Contractor mistrust hurts the government's mission

The $20 billion a year the government wastes because it distrusts contractors is just the beginning of the damage done by poor relationships.

With the federal government hunting everywhere for savings, a university study revealed what could be the missing link, particularly in defense. A May 2012 university research report, featured in Washington Technology, suggests the Defense Department has installed unneeded administrative bureaucracy in procurement due to perceived adversarial relationships between buyers and suppliers.

Of the current $400 billion of DOD procurement, about $100 billion is allocated to administrative costs. The authors of the study said that 20 percent of the department’s administrative spending is unneeded, and, if eliminated, could save about $20 billion in the budget per year.

Professor John Whitney of Columbia Business School said that the situation may be even worse than was revealed in the study: “Mistrust doubles the cost of doing business.” Both contractors and customers are dealing with strained relationships and a lack of trust is the culprit. And this is not just applicable to the defense environment, but other government agencies as well.

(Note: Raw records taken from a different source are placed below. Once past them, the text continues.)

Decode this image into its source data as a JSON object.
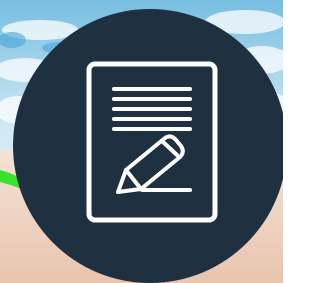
{
  "colors": {
    "circle_fill": "#1f3140",
    "icon_stroke": "#ffffff",
    "sky_blue": "#8cc9e8",
    "water_light": "#d6eef9",
    "sand": "#f2dccb",
    "green_accent": "#39e22b"
  },
  "icons": {
    "badge": "document-edit-icon",
    "pencil": "pencil-icon"
  }
}
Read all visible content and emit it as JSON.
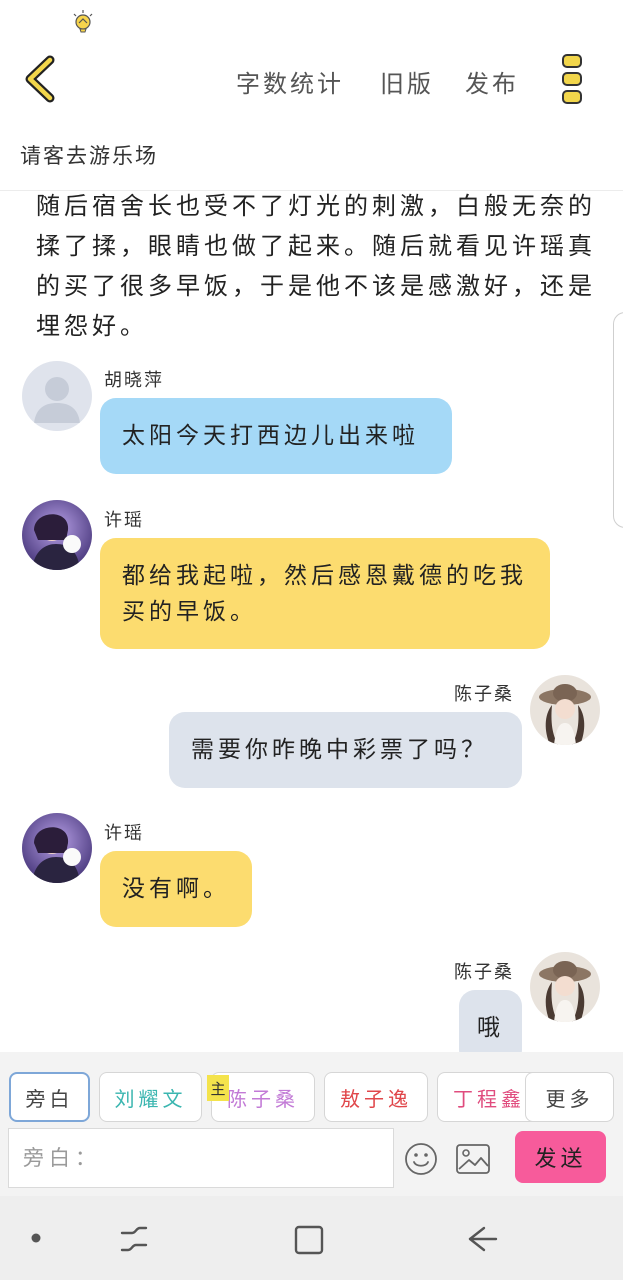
{
  "header": {
    "word_count": "字数统计",
    "old_version": "旧版",
    "publish": "发布"
  },
  "story_title": "请客去游乐场",
  "narration": "随后宿舍长也受不了灯光的刺激，白般无奈的揉了揉，眼睛也做了起来。随后就看见许瑶真的买了很多早饭，于是他不该是感激好，还是埋怨好。",
  "messages": [
    {
      "sender": "胡晓萍",
      "text": "太阳今天打西边儿出来啦",
      "color": "blue",
      "side": "left",
      "avatar": "default-avatar"
    },
    {
      "sender": "许瑶",
      "text": "都给我起啦，然后感恩戴德的吃我买的早饭。",
      "color": "yellow",
      "side": "left",
      "avatar": "photo-avatar"
    },
    {
      "sender": "陈子桑",
      "text": "需要你昨晚中彩票了吗？",
      "color": "gray",
      "side": "right",
      "avatar": "photo-avatar"
    },
    {
      "sender": "许瑶",
      "text": "没有啊。",
      "color": "yellow",
      "side": "left",
      "avatar": "photo-avatar"
    },
    {
      "sender": "陈子桑",
      "text": "哦",
      "color": "gray",
      "side": "right",
      "avatar": "photo-avatar"
    }
  ],
  "characters": {
    "narrator": {
      "label": "旁白",
      "color": "#444444"
    },
    "c1": {
      "label": "刘耀文",
      "color": "#3bb6b0"
    },
    "c2": {
      "label": "陈子桑",
      "color": "#c27ad6"
    },
    "c3": {
      "label": "敖子逸",
      "color": "#e0464a"
    },
    "c4": {
      "label": "丁程鑫",
      "color": "#e04c7e"
    },
    "more": {
      "label": "更多",
      "color": "#444444"
    },
    "host_badge": "主"
  },
  "input": {
    "placeholder": "旁白：",
    "send_label": "发送"
  },
  "colors": {
    "accent_yellow": "#f2d64b",
    "bubble_blue": "#a5d9f7",
    "bubble_yellow": "#fcdc6f",
    "bubble_gray": "#dde3ec",
    "send_pink": "#f75b9b"
  }
}
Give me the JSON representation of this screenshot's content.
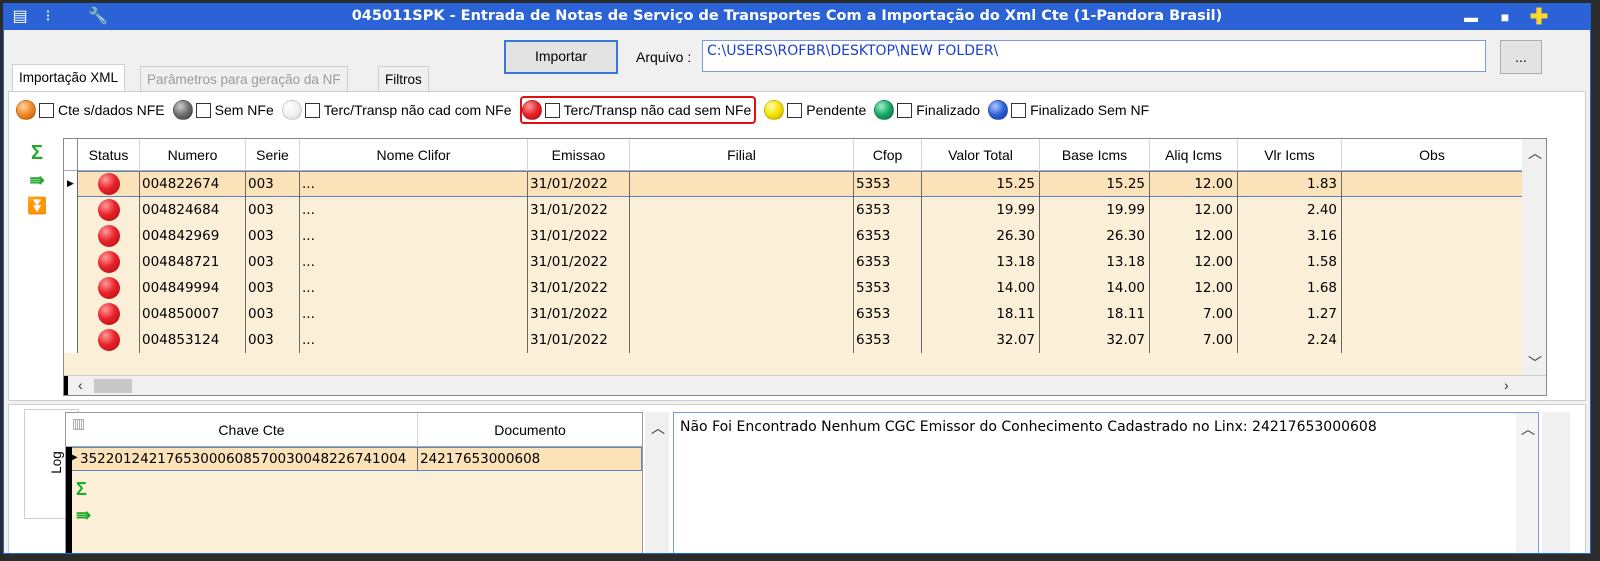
{
  "window": {
    "title": "045011SPK - Entrada de Notas de Serviço de Transportes Com a Importação do Xml Cte (1-Pandora Brasil)",
    "min_glyph": "▬",
    "max_glyph": "■",
    "close_glyph": "✚"
  },
  "toolbar": {
    "import_label": "Importar",
    "file_label": "Arquivo :",
    "file_path": "C:\\USERS\\ROFBR\\DESKTOP\\NEW FOLDER\\",
    "browse_label": "..."
  },
  "tabs": [
    {
      "label": "Importação XML"
    },
    {
      "label": "Parâmetros para geração da NF"
    },
    {
      "label": "Filtros"
    }
  ],
  "legend": [
    {
      "label": "Cte s/dados NFE",
      "color": "#f08a24"
    },
    {
      "label": "Sem NFe",
      "color": "#6f6f6f"
    },
    {
      "label": "Terc/Transp não cad com NFe",
      "color": "#f2f2f2"
    },
    {
      "label": "Terc/Transp não cad sem NFe",
      "color": "#e8232a"
    },
    {
      "label": "Pendente",
      "color": "#f5e400"
    },
    {
      "label": "Finalizado",
      "color": "#1aa866"
    },
    {
      "label": "Finalizado Sem NF",
      "color": "#2d63d8"
    }
  ],
  "grid": {
    "columns": [
      "Status",
      "Numero",
      "Serie",
      "Nome Clifor",
      "Emissao",
      "Filial",
      "Cfop",
      "Valor Total",
      "Base Icms",
      "Aliq Icms",
      "Vlr Icms",
      "Obs"
    ],
    "rows": [
      [
        "004822674",
        "003",
        "...",
        "31/01/2022",
        "",
        "5353",
        "15.25",
        "15.25",
        "12.00",
        "1.83",
        ""
      ],
      [
        "004824684",
        "003",
        "...",
        "31/01/2022",
        "",
        "6353",
        "19.99",
        "19.99",
        "12.00",
        "2.40",
        ""
      ],
      [
        "004842969",
        "003",
        "...",
        "31/01/2022",
        "",
        "6353",
        "26.30",
        "26.30",
        "12.00",
        "3.16",
        ""
      ],
      [
        "004848721",
        "003",
        "...",
        "31/01/2022",
        "",
        "6353",
        "13.18",
        "13.18",
        "12.00",
        "1.58",
        ""
      ],
      [
        "004849994",
        "003",
        "...",
        "31/01/2022",
        "",
        "5353",
        "14.00",
        "14.00",
        "12.00",
        "1.68",
        ""
      ],
      [
        "004850007",
        "003",
        "...",
        "31/01/2022",
        "",
        "6353",
        "18.11",
        "18.11",
        "7.00",
        "1.27",
        ""
      ],
      [
        "004853124",
        "003",
        "...",
        "31/01/2022",
        "",
        "6353",
        "32.07",
        "32.07",
        "7.00",
        "2.24",
        ""
      ]
    ]
  },
  "log": {
    "tab_label": "Log",
    "columns": [
      "Chave Cte",
      "Documento"
    ],
    "rows": [
      [
        "35220124217653000608570030048226741004",
        "24217653000608"
      ]
    ],
    "message": "Não Foi Encontrado Nenhum CGC Emissor do Conhecimento Cadastrado no Linx: 24217653000608"
  }
}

Critics indicate there are good reasons for some rules and regulations in procurement which can protect both parties. But according to the study, there appears to be more bureaucratic protection than is really necessary. Some reasons offered for requiring protective measures revolve around government being staffed by novice replacements for recently retired veteran procurement officers. Also mentioned is the massive insourcing in the government acquisition ranks. The high turnover of acquisition professionals hinders building the trust-based relationships needed for efficient and effective business. According to the study, constant changes in the cast of characters on both sides, “fuel dissent in relationships that are already on shaky ground, or reboot solid relationships and turn them adversarial.”

The lowest price, technically acceptable buying philosophy currently embraced by procurement officers only makes the problem worse. With the federal government driving efficiency initiatives, contractors are now forced to focus their proposition more on low-cost vs. best-value. With this scheme, the market could potentially become commoditized with points of differentiation so small that they provide no discernible value differential at all. It’s exacerbated by the government’s unwillingness to address or evaluate the risk involved. One senior government individual said that a good reason to use low price is that it easily avoids protests. This belief goes right to the heart of the trust argument. Is this in the country’s best interest?

Let’s focus on how industry organizations can serve as protagonists in solving this dilemma.

Developing customer intimacy and positive, enduring client relationships require a proactive client engagement process. Customer engagement with a concerted early opportunity identification and qualification phase should be considered critical activities within business development/capture. With an effective engagement process and robust identification and qualification of opportunities, business development organizations can avoid or reduce adversarial relationships and issues of mistrust.

Which strategy do you believe offers the potential to deliver better outcomes for both sides?

1. A commoditized, buy-sell, transaction-based acquisition strategy where customer and contractor contact is obviated, with mandated protective measures required to compensate for mistrust.
2. A long-term, relationship-based position built by engaging both operational and acquisition customers in substantive conversations and collaborating with them in creating the best, most technically efficient and cost-effective solutions to fulfill the mission.

The second approach has the potential to combine low-cost with best-value. This distinction is critical. Evaluating contracts on a single, low-cost metric is particularly dangerous in providing deliverables to our nation’s military. With this policy, technically acceptable outcomes become the trade-off and effectively commoditize service and product procurement.

In the first scenario, the operational customer is largely cut out of the pattern. Contracting officers and the acquisition community are in charge and have little to no stake in mission outcome or motivation to ensure the procurement is in the best interest of the operational customer. Additionally, in this downward price spiral, incumbents do not necessarily have the advantage they once enjoyed.

Quality, cost-effective solutions are the outcome of a collective approach, where a dialog on all of the issues and concerns offers value-added, budget-conscious results. Trust is the main factor in developing this kind of collaborative partnership with the client. This trust is built on people-to-people relationships fostered by frequent, problem-solving customer engagements, where the purpose is to ensure operational customers get their needs met to accomplish the mission.

Unfortunately, the current acquisition environment is opting for the first strategy. In the relentless search for low cost, industry finds the acquisition community is only minimally concerned with obtaining the operational outcome. Currently, some contractors search for operational customers with the spine and political clout to ensure mission accomplishment via true technical competence and a fair (as opposed to lowest) price. They’re essentially qualifying customer opportunities on this basis.

Contractors agree that it’s a very tough environment right now. Perception is that it’s exacerbated by the current administration’s expressed view of private business and its relationship with government.

Mistrust is apparent; and its affect is negative.

As former chairman of the Federal Reserve Alan Greenspan said, “Our market system depends critically on trust. Trust in the word of our colleagues and trust in the word of those with whom we do business.”